IN a bid to encourage more foreign retailers to have stock inventory of products which are made in the Philippines, the House of Representatives has approved on third and final reading the House Bill 59.
The measure seeks to amend specific provisions of RA 8762 or the “Retail Trade Liberalization Act of 2000.”
The bill’s authors led by AAMBIS-OWA party-list Rep. Sharon Garin said the measure aims to ease business restrictions to allow more investments to come in.
The Retail Trade Liberalization Act was passed in 2000 to promote productive investment that will bring down price for Filipino consumers, create more jobs, assist small manufacturers, and stimulate economic growth.
Under the law, enterprises with paid-up capital of less than US$2.5 million are reserved exclusively for Filipino citizens and corporations wholly owned by Filipino citizens. As such, only enterprises with a minimum capitalization of $2.5 million or more may be owned fully by foreigners.

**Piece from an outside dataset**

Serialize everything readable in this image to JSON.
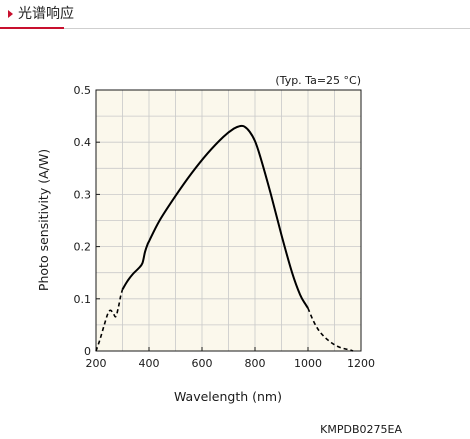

However, this requirement, according to the solons, is among the highest in ASEAN, and has been deemed restrictive by foreign investors.
During the pandemic, the Philippine economy, aside from the people’s health, is one of the hardest hit sectors.
Garin said this measure will relax barriers to entry of foreign investment in retail trade to which it proposes to lower the required minimum capital for foreign retail investors to US$500,000.
The bill was already transmitted to the Senate.